In more than 40 cases the ECG’s must be described correctly and sampled case by case. Only in this manner the question can be answered correctly whether Uhl anomaly is the maximum variant of arrhythmogenic right ventricular cardiomyopathy. Another cause must be found why low voltage in limb leads is not a depolarization criterium of left ventricular disease. With regard to the dominance of right ventricular disease with S-shaped intraventricular septum overlapping the left ventricle

it is a suggestion that the role of left ventricle is irrelevant and low voltage in limb leads is not a sign of additional left ventricular disease, but a hint of beginning heart failure. 
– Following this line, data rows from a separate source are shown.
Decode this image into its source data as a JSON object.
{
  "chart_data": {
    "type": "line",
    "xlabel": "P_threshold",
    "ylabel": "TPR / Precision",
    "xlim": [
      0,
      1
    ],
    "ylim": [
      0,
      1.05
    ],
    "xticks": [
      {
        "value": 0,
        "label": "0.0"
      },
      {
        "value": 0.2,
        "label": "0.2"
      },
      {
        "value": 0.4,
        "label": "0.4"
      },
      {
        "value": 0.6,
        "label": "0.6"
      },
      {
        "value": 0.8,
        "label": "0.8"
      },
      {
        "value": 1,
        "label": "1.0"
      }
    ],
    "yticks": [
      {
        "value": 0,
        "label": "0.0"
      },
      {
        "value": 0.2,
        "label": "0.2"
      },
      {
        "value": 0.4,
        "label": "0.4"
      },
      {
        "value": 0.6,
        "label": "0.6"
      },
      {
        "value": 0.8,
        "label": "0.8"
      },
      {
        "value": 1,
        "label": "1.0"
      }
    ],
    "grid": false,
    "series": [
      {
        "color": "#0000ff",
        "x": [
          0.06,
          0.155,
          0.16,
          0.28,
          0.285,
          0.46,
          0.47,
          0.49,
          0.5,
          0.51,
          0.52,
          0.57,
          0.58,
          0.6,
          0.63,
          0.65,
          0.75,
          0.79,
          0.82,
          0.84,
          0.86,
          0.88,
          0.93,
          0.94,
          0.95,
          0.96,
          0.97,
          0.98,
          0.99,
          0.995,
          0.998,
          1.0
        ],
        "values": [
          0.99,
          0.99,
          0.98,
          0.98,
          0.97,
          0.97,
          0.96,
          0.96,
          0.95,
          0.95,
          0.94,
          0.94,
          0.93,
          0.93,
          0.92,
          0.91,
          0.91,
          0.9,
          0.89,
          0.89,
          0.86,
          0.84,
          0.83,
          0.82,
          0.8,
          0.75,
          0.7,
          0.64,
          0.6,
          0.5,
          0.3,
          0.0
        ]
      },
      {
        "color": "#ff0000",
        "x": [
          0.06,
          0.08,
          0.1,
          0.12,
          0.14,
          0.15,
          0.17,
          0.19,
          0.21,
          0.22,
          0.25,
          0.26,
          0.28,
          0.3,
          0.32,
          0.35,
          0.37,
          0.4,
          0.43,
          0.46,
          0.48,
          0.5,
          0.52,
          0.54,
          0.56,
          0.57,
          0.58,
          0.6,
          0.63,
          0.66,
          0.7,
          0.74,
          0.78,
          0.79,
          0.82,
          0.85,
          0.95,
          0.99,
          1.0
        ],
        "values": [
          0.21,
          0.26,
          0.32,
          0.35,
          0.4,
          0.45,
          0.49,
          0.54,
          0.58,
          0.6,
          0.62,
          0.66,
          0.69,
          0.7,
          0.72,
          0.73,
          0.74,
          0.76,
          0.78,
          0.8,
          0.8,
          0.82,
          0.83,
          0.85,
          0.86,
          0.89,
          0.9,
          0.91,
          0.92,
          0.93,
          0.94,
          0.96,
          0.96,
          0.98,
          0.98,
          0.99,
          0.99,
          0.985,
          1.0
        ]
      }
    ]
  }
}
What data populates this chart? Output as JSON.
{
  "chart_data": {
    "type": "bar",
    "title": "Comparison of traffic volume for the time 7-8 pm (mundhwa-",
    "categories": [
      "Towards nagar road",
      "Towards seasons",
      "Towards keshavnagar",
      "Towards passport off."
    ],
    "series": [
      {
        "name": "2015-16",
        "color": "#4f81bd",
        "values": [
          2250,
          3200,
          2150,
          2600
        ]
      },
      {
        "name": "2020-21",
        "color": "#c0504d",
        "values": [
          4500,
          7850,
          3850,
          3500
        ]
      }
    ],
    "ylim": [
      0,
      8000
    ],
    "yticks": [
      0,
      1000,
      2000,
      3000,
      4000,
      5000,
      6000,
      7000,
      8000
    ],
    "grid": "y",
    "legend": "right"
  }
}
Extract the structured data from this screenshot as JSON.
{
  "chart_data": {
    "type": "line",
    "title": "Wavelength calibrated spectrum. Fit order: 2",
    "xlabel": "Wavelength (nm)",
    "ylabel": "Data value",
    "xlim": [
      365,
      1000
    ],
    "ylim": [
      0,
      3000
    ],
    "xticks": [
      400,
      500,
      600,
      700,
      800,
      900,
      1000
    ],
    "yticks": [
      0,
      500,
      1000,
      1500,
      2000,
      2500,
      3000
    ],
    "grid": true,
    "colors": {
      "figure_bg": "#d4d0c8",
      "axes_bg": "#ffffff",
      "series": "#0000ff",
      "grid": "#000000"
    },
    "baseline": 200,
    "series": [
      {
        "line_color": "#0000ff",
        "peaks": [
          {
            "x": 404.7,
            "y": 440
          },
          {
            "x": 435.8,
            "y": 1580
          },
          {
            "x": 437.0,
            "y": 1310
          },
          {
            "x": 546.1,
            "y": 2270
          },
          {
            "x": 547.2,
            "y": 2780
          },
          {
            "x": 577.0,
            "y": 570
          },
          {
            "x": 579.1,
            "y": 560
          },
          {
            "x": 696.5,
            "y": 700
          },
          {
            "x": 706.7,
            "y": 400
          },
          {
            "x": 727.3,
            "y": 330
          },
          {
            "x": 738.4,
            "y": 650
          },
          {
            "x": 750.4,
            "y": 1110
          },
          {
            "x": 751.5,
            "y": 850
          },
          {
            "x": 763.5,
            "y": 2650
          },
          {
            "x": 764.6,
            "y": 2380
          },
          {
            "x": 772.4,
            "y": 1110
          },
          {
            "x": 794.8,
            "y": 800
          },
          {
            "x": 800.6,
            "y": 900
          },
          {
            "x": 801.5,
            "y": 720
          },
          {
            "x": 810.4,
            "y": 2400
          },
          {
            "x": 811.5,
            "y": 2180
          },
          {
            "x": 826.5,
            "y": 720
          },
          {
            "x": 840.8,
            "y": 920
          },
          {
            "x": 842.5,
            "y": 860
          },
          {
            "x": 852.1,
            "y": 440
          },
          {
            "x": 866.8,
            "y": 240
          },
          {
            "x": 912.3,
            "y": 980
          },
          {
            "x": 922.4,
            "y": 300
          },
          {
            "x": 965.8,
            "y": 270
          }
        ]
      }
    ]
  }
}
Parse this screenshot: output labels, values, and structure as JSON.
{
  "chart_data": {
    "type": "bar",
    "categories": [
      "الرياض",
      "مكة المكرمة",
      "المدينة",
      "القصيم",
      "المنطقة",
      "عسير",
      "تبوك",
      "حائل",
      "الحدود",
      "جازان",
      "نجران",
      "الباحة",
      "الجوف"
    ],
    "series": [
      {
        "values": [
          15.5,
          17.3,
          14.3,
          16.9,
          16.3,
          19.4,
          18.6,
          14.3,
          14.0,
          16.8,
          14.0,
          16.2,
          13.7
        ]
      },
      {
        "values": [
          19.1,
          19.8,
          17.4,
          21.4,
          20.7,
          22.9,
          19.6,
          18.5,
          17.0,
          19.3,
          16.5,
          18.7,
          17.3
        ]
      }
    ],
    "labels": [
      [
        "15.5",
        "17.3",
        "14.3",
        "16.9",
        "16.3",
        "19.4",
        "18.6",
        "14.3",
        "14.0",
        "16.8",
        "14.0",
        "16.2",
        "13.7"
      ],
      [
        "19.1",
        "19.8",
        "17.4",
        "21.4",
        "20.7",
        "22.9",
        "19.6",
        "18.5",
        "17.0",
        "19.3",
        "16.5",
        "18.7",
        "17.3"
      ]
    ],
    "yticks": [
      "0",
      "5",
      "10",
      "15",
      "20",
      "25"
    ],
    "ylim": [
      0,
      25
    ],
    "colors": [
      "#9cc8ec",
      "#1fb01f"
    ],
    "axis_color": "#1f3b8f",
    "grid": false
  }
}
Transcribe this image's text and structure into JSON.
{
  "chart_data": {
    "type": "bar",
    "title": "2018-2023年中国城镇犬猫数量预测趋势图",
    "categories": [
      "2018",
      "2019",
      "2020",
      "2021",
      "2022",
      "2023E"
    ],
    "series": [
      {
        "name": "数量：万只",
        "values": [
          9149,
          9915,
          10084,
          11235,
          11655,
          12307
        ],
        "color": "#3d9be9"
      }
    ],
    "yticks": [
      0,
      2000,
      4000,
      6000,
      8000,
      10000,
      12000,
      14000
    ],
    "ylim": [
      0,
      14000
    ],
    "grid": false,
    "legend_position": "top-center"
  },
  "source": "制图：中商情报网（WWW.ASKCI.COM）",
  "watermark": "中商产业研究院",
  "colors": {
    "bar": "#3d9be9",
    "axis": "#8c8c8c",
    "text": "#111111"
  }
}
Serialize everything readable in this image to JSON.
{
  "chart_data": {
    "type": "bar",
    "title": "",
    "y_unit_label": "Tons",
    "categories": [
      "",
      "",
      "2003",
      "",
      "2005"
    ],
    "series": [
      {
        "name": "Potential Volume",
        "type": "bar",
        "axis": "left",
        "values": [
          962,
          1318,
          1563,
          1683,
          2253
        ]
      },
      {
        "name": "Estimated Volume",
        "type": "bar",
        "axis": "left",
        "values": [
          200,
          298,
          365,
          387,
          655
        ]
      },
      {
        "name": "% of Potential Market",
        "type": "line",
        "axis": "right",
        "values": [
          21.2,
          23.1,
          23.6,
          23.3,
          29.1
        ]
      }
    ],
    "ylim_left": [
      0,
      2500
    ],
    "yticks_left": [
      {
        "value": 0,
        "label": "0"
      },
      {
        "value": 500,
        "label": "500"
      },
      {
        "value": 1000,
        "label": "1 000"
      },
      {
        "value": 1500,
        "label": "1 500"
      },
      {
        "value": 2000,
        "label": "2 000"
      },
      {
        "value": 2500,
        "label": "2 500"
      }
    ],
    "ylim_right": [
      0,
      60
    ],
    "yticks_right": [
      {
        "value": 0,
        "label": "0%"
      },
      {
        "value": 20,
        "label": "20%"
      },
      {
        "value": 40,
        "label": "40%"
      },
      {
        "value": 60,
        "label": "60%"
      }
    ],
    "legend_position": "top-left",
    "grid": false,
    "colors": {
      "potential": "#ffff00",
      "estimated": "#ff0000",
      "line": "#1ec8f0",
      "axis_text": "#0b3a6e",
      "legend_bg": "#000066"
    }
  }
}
The ECG suggests that the right diagnosis is arrhythmogemic biventricular cardiomyopathy, although the left ventricle is normal by echocardiography and cardiac MRI. May be, the ECG of the patient is the early hint of left ventricular dysfunction.

CONCLUSIONS

There is evidence, that Uhl anomaly might be a maximum variant of arrhythmogenic right ventricular or biventricular cardiomyopathy due to a shape of the right ventricle overlapping the left ventricle, to histology with a great amount of lipomatosis in new-born and early childhood and in later years with pure fibrosis and the appearance of ECG findings with typical signs of arrhythmogenic biventricular cardiomyopathy but without localized right precordial QRS prolongation and terminal activation delay ending up in complete right bundle branch block.

LIMITATIONS

There are only 44 publications on Uhl anomaly with a great lack of ECG and histologic findings. Most reports are on new-born or early childhood patients and in few cases are on adult cases with and without any complaints.

ACKNOWLEDGEMENTS

None.

CONFLICTS OF INTEREST

The author declares that no conflicts of interest.